A free submodule of a free module having greater rank the submodule

Question

Let $R$ be a commutative ring, and let $N\leq M$ be $R$-modules. Then, suppose $M$ and $N$ are free over $R$, if $R$ is an integral domain, then -considering the fraction modules over the quotient field of R- $$\text{rank}_R N\leq \text{rank}_R M$$ However, I wonder what is the case when $R$ is not an integral domain, can we guarantee the above inequality?

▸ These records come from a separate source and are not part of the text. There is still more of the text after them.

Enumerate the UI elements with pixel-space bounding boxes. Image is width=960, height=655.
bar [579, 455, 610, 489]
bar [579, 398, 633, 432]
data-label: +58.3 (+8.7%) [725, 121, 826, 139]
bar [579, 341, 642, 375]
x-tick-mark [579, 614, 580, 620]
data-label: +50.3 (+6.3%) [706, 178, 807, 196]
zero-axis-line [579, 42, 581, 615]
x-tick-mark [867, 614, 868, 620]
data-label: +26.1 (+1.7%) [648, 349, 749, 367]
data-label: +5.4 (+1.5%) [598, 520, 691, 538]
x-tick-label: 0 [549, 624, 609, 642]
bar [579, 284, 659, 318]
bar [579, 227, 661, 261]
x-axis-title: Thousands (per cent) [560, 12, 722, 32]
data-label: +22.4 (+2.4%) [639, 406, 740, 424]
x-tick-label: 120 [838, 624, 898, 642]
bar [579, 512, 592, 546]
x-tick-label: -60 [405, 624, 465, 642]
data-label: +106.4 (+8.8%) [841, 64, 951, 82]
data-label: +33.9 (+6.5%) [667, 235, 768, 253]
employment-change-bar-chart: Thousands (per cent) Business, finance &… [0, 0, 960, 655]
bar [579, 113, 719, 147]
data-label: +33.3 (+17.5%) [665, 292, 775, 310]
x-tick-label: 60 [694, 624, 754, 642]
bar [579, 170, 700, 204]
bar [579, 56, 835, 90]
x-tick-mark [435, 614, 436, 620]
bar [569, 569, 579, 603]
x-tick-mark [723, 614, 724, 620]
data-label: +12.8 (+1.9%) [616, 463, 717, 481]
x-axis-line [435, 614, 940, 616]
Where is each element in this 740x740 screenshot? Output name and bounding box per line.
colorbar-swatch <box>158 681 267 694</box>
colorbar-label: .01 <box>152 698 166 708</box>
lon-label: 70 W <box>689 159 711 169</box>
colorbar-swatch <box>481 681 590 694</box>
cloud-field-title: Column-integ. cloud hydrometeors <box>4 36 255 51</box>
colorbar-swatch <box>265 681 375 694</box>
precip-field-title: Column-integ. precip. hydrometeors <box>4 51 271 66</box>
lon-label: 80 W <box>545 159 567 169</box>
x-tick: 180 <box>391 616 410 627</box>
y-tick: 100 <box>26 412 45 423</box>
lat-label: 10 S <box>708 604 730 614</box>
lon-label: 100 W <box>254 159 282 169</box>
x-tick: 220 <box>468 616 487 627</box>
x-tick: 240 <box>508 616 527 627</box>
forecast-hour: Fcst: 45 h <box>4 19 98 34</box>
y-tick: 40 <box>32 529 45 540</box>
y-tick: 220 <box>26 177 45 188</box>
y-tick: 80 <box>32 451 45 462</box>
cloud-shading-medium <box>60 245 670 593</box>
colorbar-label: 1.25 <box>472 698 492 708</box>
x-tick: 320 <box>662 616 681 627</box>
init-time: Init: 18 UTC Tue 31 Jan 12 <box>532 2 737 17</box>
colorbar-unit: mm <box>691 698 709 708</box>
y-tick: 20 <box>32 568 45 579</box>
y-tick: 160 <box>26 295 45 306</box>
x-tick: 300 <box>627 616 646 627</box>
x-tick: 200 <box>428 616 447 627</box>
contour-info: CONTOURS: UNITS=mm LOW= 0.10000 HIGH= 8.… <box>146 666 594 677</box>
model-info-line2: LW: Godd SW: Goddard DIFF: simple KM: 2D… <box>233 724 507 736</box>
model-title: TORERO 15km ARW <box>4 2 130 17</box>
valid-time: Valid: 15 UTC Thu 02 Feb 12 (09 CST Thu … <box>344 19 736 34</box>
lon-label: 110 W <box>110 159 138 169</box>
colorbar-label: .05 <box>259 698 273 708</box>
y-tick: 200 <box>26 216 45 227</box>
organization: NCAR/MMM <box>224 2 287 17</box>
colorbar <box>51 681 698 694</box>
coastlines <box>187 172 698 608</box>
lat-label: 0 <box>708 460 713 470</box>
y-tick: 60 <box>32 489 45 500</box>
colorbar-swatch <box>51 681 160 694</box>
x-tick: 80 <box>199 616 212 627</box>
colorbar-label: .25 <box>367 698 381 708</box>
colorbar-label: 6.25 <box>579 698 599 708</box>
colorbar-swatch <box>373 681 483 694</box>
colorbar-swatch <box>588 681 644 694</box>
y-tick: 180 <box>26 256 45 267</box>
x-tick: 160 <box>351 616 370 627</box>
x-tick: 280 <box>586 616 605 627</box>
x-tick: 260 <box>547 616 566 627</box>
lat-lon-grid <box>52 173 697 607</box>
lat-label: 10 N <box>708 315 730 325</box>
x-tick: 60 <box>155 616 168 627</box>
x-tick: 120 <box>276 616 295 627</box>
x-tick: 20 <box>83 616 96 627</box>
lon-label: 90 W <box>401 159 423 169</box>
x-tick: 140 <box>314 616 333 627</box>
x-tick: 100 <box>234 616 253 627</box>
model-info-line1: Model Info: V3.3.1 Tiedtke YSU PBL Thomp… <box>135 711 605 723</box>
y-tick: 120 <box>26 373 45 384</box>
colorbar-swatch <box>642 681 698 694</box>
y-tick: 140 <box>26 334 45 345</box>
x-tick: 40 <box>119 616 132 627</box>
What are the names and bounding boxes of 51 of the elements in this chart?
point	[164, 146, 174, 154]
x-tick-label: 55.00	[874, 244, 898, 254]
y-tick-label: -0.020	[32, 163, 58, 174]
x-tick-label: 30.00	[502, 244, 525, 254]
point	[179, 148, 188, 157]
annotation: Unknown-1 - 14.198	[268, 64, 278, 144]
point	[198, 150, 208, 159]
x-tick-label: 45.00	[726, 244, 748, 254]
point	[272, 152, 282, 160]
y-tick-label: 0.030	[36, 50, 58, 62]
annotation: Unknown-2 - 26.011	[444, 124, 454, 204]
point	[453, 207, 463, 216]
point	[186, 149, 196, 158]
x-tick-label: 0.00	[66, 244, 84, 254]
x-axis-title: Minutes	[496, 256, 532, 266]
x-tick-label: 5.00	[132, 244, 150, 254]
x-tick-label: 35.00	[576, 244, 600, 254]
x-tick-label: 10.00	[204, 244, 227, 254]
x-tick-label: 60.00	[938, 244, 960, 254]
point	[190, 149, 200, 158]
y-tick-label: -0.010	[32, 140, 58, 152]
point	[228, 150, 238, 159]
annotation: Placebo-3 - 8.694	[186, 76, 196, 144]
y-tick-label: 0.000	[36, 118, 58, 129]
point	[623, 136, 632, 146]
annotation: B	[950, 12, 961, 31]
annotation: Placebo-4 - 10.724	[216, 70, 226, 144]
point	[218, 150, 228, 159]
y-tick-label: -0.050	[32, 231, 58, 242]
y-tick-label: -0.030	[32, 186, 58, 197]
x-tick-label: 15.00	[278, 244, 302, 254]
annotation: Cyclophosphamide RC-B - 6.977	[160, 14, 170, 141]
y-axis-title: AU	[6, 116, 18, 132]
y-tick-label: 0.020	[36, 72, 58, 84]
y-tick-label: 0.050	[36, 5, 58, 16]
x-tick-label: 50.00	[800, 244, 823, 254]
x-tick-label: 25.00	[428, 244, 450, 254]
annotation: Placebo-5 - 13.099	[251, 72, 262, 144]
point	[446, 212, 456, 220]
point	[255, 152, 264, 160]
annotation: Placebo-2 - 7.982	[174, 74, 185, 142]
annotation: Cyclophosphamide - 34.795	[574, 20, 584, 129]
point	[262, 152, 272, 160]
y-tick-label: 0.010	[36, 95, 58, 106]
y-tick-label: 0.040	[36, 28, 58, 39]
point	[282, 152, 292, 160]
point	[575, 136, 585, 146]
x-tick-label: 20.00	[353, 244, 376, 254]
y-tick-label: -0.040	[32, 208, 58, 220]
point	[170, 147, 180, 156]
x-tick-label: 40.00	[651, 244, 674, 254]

Or are there examples of how that is not accomplished in general?

Observation: Whenever $\text{rank}_RM=1$, I know tha statement is true since $$M\cong R$$ And in that case, we know that every free $R$-submodule of $R$ is zero or a principal ideal generated by a non-zero divisor element, so we obtain the desire inequality.

Note: For me, ring and unitarian ring are the same thing.

Answer 1

The answer is yes: I advise you to look up to the MO question https://mathoverflow.net/questions/30860/ranks-of-free-submodules-of-free-modules, where you can find several proofs.

However, if you are interested in the non-commutative case, there exists the following notion: a ring $R$ is said to have the IBN (invariant basis number) property if $R_R^n\cong R_R^m$ implies $n=m$, for every positive integers $n,m$. Well, there do exist not IBN rings. Also, it is possible to find a ring $R$ and an $R$-module $M_R$ such that $M_R\cong M_R^n$ for every $n\geq 1$. This gives you examples of isomorphic modules of different "rank" (in fact, the rank is well defined only for commutative rings). I hope I have not digressed too much.